Menurut Hakim Isjuaedi, berdasarkan bukti-bukti yang disampaikan oleh perusahaan, terdapat fakta bahwa Immanuel melakukan pelanggaran yang mengakibatkan sanksi pemutusan hubungan kerja (PHK), yaitu menerima komisi dari pihak debitur. Tindakan tersebut, dianggap telah melanggar prinsip-prinsip perbankan antara lain, yaitu prinsip kepercayaan (fiduciary relation principle), prinsip kehati-hatian (prudential principle), prinsip kerahasiaan (secrecy principle) dan prinsip mengenal nasabah (know how costumer principle).

“Menimbang, bahwa apabila dalam pengelolaan perbankan terdapat tindakan-tindakan meminta atau menerima imbalan atau hadiah (komisi), seperti tindakan yang dilakukan Penggugat maka akan mengurangi kepercayaan masyarakat pada bank dan nama baik bank tersebut menjadi buruk,” tutur Hakim Isjuaedi.

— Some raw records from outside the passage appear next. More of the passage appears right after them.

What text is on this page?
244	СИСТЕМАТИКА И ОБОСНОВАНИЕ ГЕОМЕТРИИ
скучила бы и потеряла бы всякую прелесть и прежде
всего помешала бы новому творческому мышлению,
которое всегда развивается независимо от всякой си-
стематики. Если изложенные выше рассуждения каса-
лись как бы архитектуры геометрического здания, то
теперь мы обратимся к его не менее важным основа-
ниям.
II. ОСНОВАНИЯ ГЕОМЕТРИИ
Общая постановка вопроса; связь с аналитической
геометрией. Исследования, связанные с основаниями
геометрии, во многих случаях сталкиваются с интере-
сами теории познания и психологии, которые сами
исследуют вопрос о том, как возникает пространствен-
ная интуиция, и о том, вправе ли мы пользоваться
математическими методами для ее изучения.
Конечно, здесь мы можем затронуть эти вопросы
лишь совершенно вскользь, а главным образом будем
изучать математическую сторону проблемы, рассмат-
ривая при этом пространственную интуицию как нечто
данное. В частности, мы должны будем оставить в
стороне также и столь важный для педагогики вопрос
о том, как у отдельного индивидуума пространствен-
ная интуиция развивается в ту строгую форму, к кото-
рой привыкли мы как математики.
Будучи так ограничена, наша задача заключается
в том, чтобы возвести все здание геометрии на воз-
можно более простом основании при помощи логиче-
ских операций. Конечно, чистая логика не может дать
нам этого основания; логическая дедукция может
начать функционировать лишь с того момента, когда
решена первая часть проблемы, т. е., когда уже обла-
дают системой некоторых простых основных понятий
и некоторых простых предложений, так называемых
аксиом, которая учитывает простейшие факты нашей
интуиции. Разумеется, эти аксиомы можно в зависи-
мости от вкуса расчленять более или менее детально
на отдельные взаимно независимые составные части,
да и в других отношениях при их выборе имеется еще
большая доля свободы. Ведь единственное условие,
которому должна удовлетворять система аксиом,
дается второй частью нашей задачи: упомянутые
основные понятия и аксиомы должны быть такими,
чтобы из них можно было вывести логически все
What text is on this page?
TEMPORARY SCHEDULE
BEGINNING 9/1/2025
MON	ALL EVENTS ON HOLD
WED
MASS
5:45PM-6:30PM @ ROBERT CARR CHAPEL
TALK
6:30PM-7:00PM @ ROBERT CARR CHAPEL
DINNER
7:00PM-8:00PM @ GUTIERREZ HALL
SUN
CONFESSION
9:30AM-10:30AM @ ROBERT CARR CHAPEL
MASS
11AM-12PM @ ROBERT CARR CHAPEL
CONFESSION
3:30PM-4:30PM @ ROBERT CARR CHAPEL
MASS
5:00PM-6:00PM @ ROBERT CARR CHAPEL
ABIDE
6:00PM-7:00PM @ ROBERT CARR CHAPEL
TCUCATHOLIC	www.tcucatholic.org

Immanuel yang menjabat sebagai pimpinan kantor kas Kalisat diputuskan hubungan kerjanya oleh perusahaan yang berada di Jl. Gajah Mada 187, Kav. A 17-18, Jember itu, terhitung sejak 5 Mei 2014. Karena dianggap melanggar Pasal 3 ayat (2) huruf i, dan Pasal 35 ayat (6) Peraturan Perusahaan. Tak terima di-PHK sepihak, Immanuel akhirnya mengajukan surat gugatan pada 2 Maret 2015 ke PHI Surabaya.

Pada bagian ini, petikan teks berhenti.